There are lots of use cases where it is OK for all users to have access to the data table, wherever it is held, but for this use case, or perhaps a survey where you would like to keep results private, I cannot see how PowerApps with a SharePoint list can achieve this.
I am also unable to find anyone talking about this on the forum or in blogs, so I feel like I may be missing something obvious!
Any thoughts, tips or info on how other people have dealt with this would be much appreciated!
Allow me to add in my opinions here.
Yes, for PowerApp, when they are shared of the apps by owner, they can access to all the data and screens.
But there is always someway.
In fact, you can access control to Disable.True or False those areas you wish them to
by creating additional username or passkey and then
bind it with Disable properties of those buttonb, list, etc. that you don;t want someone to use.
Please look at my blog to see if you can modify to meet your needs.
I creata an App for my customer, and they only have ONE Account registered.
The Owners (2 of them) and the Employees (3 of them) are using the same Account to sign-in.
The owners (sign-in with Owener Passkey) can view ALL screens, edit, delete ...
The Employees (sign in with their Passkey) can only ENTER data but nothing else, can;t delete or edit (even they are viewing the same screens).
Hope this helps.
Have a nice day and g9
That is an interesting way of controlling access within the app.
However, I am not sure it helps with the situation where users can navigate directly to the SharePoint list where the data is held and edit it there, outside of the app.

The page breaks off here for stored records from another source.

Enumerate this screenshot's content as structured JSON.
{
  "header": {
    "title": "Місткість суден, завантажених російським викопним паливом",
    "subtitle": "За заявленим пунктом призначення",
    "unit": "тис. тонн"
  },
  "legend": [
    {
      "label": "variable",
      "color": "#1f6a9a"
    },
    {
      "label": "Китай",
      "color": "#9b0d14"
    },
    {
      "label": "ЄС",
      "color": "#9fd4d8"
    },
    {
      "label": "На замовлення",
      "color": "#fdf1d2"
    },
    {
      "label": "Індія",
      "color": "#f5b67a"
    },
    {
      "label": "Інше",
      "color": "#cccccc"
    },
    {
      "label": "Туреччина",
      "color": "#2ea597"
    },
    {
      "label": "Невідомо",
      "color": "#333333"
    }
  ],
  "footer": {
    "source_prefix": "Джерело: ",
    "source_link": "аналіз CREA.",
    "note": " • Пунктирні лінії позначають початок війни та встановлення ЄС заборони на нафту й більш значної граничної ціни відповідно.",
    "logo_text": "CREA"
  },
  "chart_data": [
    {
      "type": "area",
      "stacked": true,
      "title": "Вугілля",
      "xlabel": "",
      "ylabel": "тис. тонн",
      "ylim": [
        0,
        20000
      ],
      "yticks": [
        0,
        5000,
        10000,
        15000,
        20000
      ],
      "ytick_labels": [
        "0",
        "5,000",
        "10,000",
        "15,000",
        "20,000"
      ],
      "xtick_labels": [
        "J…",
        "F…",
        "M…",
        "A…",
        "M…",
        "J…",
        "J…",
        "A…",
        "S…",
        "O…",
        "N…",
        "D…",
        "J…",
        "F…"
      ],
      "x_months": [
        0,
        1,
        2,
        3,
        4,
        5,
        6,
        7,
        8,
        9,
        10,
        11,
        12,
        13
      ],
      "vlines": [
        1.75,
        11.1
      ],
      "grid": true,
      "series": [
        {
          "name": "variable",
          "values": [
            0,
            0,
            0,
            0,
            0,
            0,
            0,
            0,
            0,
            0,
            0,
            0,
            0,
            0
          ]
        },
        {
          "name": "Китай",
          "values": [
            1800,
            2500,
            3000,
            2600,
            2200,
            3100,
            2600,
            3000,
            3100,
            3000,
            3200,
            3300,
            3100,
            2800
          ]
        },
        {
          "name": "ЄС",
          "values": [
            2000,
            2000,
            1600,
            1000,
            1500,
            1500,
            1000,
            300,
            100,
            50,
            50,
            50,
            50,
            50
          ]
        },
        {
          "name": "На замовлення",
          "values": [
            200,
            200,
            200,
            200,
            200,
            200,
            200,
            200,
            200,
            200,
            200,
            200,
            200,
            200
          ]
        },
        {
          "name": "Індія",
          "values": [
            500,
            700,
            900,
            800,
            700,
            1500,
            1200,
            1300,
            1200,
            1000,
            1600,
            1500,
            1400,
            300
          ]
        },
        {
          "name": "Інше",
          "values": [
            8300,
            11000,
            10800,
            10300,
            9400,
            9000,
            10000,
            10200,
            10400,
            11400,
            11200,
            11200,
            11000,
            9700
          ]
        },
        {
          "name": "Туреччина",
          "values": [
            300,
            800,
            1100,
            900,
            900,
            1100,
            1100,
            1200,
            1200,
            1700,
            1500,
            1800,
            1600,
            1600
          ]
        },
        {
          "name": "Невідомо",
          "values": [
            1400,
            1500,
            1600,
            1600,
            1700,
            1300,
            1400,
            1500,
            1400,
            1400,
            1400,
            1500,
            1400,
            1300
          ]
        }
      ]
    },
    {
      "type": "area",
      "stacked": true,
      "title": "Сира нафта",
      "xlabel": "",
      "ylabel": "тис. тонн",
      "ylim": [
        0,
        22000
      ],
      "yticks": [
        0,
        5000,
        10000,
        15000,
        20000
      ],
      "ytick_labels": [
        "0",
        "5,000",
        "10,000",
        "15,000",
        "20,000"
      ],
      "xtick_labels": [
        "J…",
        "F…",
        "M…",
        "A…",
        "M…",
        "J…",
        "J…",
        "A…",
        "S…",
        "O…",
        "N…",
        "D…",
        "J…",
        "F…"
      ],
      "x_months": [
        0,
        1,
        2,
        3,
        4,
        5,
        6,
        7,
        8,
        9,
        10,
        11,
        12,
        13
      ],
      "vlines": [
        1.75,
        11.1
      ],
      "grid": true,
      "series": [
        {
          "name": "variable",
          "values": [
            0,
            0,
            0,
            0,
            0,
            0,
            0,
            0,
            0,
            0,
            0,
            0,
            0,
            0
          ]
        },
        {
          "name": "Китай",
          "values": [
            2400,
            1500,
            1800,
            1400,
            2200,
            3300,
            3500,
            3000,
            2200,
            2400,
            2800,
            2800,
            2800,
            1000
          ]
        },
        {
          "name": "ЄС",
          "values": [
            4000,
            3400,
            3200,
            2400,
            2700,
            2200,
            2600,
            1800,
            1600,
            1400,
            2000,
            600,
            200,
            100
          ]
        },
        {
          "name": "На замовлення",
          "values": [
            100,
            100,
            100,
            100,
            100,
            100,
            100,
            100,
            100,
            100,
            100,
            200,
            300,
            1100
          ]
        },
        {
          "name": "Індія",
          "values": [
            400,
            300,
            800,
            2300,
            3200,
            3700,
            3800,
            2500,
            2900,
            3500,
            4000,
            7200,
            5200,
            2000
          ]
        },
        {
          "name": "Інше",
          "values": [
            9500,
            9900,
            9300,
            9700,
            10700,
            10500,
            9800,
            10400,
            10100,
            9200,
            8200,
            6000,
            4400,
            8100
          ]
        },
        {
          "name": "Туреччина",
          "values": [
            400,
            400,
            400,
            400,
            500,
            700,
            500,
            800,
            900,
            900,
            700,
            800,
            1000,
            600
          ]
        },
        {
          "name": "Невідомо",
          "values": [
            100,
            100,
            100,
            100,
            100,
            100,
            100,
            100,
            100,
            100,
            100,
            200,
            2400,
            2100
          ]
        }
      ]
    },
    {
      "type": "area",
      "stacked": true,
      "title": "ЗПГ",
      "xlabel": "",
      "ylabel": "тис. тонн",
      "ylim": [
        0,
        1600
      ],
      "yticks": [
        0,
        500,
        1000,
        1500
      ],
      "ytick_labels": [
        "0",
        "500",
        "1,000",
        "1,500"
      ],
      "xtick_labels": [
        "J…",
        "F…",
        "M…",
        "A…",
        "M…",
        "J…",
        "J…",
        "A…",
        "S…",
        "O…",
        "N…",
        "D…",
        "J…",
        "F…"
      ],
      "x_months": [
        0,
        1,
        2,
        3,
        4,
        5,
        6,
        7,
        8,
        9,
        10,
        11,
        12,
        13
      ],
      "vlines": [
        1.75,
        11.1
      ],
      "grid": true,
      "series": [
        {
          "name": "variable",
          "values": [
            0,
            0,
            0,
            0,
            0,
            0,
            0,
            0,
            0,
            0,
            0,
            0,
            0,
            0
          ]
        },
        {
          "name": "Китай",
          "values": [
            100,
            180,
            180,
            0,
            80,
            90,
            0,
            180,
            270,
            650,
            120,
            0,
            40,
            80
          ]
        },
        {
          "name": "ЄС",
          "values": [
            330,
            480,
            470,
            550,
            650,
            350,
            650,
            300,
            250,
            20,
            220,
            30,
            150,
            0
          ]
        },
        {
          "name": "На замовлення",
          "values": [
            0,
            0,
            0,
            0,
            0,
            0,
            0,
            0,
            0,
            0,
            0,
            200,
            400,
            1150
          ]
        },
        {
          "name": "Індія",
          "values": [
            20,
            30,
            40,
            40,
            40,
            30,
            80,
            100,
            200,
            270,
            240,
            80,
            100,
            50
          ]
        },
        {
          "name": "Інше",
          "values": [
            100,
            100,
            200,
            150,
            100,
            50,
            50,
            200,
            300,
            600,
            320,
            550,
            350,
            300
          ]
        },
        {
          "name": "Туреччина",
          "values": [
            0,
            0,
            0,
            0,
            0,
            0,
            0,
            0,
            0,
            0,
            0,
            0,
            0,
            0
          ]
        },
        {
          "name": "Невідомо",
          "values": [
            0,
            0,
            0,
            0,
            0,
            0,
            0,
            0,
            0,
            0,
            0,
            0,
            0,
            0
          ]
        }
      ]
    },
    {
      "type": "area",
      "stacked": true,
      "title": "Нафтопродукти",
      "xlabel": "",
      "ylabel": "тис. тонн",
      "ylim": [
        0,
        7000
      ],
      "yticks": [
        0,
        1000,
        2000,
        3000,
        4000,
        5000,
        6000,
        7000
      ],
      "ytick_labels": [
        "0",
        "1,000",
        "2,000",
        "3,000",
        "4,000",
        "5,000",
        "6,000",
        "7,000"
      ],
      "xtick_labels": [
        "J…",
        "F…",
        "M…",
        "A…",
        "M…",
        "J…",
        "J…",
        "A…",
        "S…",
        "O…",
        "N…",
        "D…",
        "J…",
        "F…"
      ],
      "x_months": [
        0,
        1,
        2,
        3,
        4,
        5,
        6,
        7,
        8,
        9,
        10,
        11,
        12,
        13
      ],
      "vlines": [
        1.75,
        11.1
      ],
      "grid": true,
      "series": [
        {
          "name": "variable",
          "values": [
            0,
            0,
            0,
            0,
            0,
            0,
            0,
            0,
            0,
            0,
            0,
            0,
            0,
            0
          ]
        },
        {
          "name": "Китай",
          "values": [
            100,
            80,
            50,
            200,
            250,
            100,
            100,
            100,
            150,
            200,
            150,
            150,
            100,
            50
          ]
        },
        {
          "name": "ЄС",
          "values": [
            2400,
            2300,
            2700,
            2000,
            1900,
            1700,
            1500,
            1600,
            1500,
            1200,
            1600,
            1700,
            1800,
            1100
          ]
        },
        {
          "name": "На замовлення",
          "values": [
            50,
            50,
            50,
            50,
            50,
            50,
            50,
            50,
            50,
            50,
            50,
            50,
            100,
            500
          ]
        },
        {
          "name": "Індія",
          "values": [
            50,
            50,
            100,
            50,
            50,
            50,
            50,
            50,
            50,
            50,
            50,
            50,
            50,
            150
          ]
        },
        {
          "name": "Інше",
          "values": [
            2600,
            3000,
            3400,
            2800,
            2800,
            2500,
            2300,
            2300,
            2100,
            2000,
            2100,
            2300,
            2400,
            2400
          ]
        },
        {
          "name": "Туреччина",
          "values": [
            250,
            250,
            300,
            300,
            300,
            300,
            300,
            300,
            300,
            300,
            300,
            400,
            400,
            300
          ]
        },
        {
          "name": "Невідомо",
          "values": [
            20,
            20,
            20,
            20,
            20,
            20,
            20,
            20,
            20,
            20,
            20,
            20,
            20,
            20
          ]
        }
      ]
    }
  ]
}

Even the user is allowed to navigate to the specific page, you can Disable the Pen based on the user().name or user().email.
- Pen.Disabled : user().name = "name you wish to make it true".
I have doing this for my apps couple of months ago and use it within small organization to have a simple access control.
Hope you love this simple trick.
Thank you for your response. Yes, I realise that you can control access within the app using the user() formula.
However, that will not control access to the SharePoint list behind the application.
Realizing that this thread is a few months old, what the author wants to accomplish is possible. You can restrict access to the list as desired at the sharepoint list level. Powerapps is just an interface to the data and cannot prevent data entry and/or modification directly to the list on sharepoint.
Please note that if the restricted permission level has not already been created for the site then it will need to be setup under "Site Settings" -> "Site Permissions" -> "Permission Levels". Using this method you can allow people any combination of permissions including add/edit but not delete, add but not edit/delete, edit but not add/delete, etc.
The goal, and one I need also, is to force everyone to use the PowerApp and prevent anyone from editing the data in the back-end SharePoint list. Designating the PowerApp use a system account to interact with the data and setting permissions on the list so that only that system account can edit items in that list (everyone else would have permission to use the PowerApp but not have permission to the SharePoint list) is one way that this problem could be solved. I voted for KREI_CZ's idea but am open to other options as long as it meets this requirement. Otherwise, what good does investing the time to build a UI that enforces business logic which can easily be circumvented intentionally or accidentally?
has the answer for you. You need to create a unique permission for that list and you need to create a new permission level.
I solved this with creating a new permission lvl that only allows to "add entries". Of course they would be still able with a few clicks to see the data source but still they are only able to add or view them. Nothing else.
What I also did is filtering "All items" to "My items". If you dont know hot wo work with SharePoint you won't get the view "All items".
Hope that suits you 🙂
Just curious if anyone has made any more progress on this? I have run into the same issue here. Pitfrog's solution is okay, except with the app the user has the ability to edit current vacation requests they have. In this instance this solution doesn't work.
I looked into Azure Sql. Not sure that's going to fly with the pricing involved. Any other ideas since the last post?
Thought I would reply to myself here as I can see this working for us.
Hide the list. I am going to try this over the next day or 2 to see if it works for us.